Le traitement moral, indiqué par Daquin, Pinel et Esquirol, a été pour la première fois érigé en méthode par Leuret. Il se compose des moyens qui s’adressent à l’intelligence et aux passions des aliénés, et sont extrêmement nombreux. Voici les principaux, parmi ceux qui ont réussi le mieux : l’exercice de la mémoire, la lecture, le dialogue, le récit de pièces empruntées à des sujets intéressants, à quelques pièces de théâtre, notamment ; pour ces dernières, Leuret recommande les pièces gaies ; il n’y veut rien de dramatique, et repousse tout ce qui prêterait à des allusions inconvenantes. Quant aux acteurs, il ne prend pas ceux qui peuvent le mieux réciter leurs rôles, mais ceux auxquels le rôle doit être le plus utile : ainsi les aphasiques, les mélancoliques sont ceux qu’il s’efforce de mettre le plus en avant ; car son but est, non pas de faire jouer la comédie, mais de guérir ses malades. Il en est de même pour le chant, pour la danse, le dessin, la musique, la gymnastique, le travail a la terre, les exercices corporels. Le temps consacré à l’étude, celui pendant lequel le malade récite ce qu’il appris, ou travaille pour remplir une tâche, est enlevé à la maladie.

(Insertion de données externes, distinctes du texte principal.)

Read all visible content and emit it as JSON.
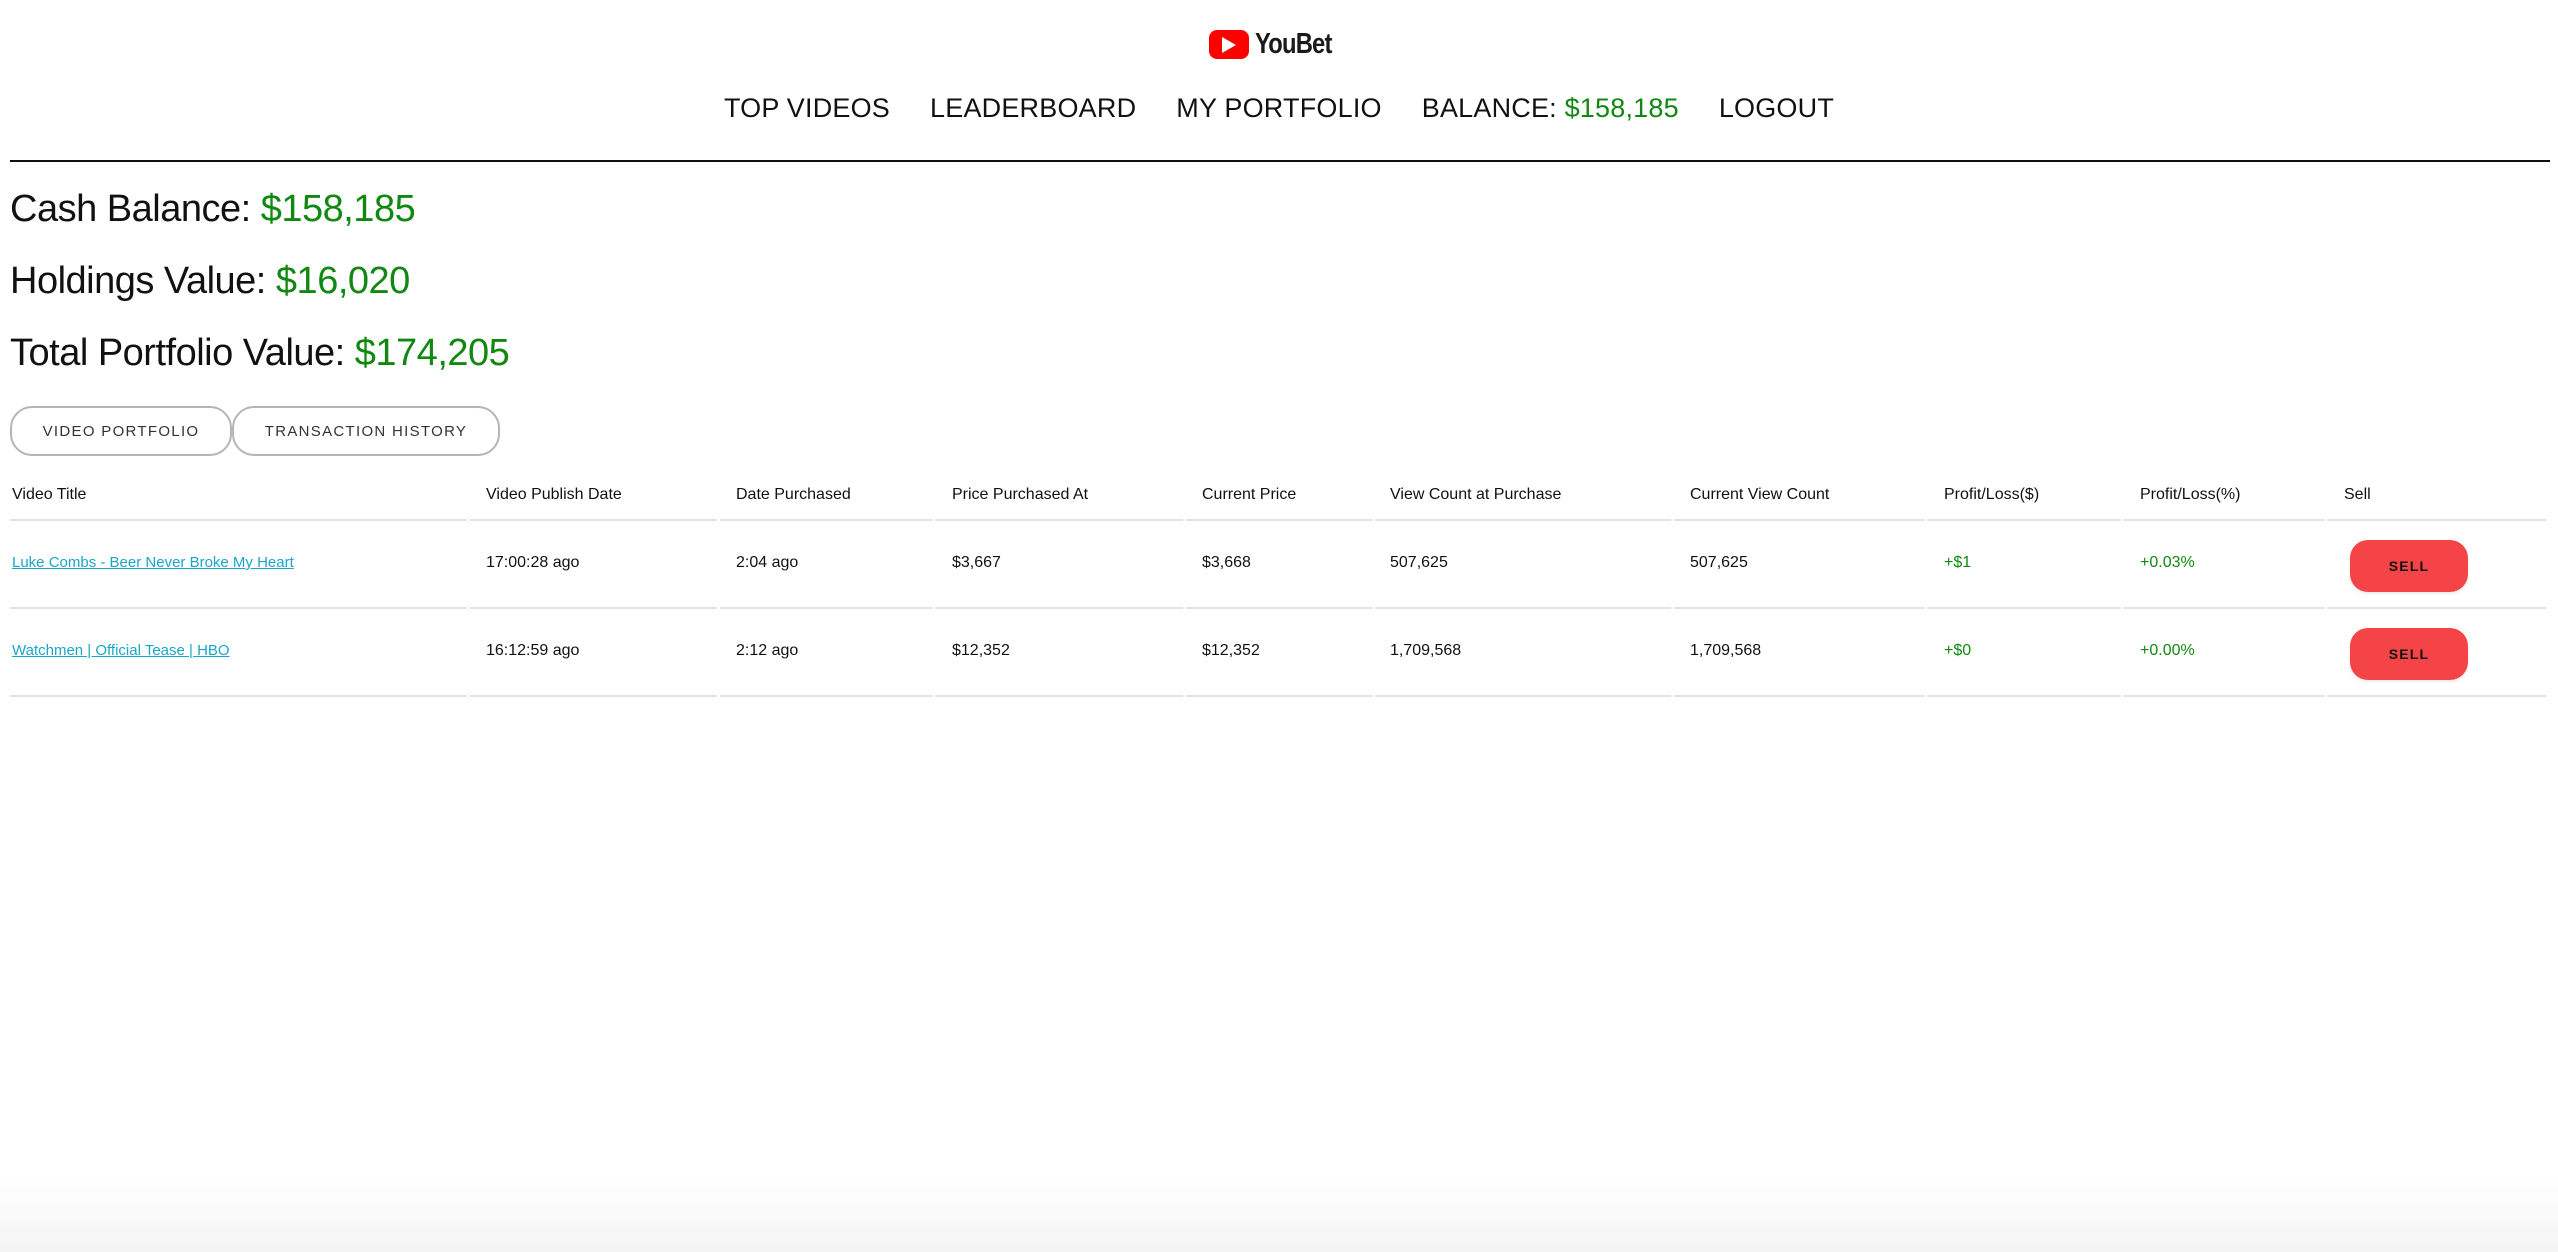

Les représentations scéniques dont nous venons de parler donnent lieu quelquefois à des incidents fort curieux, et qui dénotent que la folie n’exclut ni l’esprit ni la malice. En voici un exemple :

À la maison des fous d’Aversa, dans les provinces napolitaines, on représentait le Saül d’Alfieri d’une façon si remarquable, en tenant compte de l’état mental des acteurs, que le public rappelait à outrance l’interprète du rôle principal, lequel meurt sur la scène. L’un des acteurs, venant enfin près de, la rampe, adressa cette allocution aux spectateurs : « Mesdames et messieurs, on voit bien que vous êtes dignes de vous trouver à notre place et nous à la vôtre. Comment ! vous savez que notre bien-aimé Saül est mort, vous l’avez vu tomber là devant vous, et vous voulez qu’il se présente pour recevoir vos hommages ! c’est de la démence ! »

Dans certains cas, Leuret provoque des idées tristes ; mais alors c’est pour prévenir des idées plus tristes encore, pour faire rechercher le plaisir et en donner. D’autres fois, il s’attache à rendre pénibles les idées déraisonnables, afin que le malade fasse des efforts pour les repousser ; en ce cas, il a toujours le soin d’en suggérer d’autres conformes au bon sens et auxquelles il tâche de donner l’attrait du plaisir. Il conseille, en outre, d’éveiller chez le malade une passion, un sentiment, qui vienne au secours du médecin, et d’entretenir cette passion, ce sentiment jusqu’à ce que le mal soit vaincu : ainsi il emploie concurremment la crainte de la douche, des affusions, des bains répétés, la peur du ridicule, un soupçon injuste, etc. Souvent aussi il conseille de tendre des pièges aux fous qui, après la douche ou tout autre moyen destiné à provoquer une amendement, paraissent raisonnables. Leuret proscrit l’isolement absolu, qui amène la perte de la mémoire et de l’imagination. L’aliéné doit être le plus possible rendu aux habitudes de la vie ordinaire.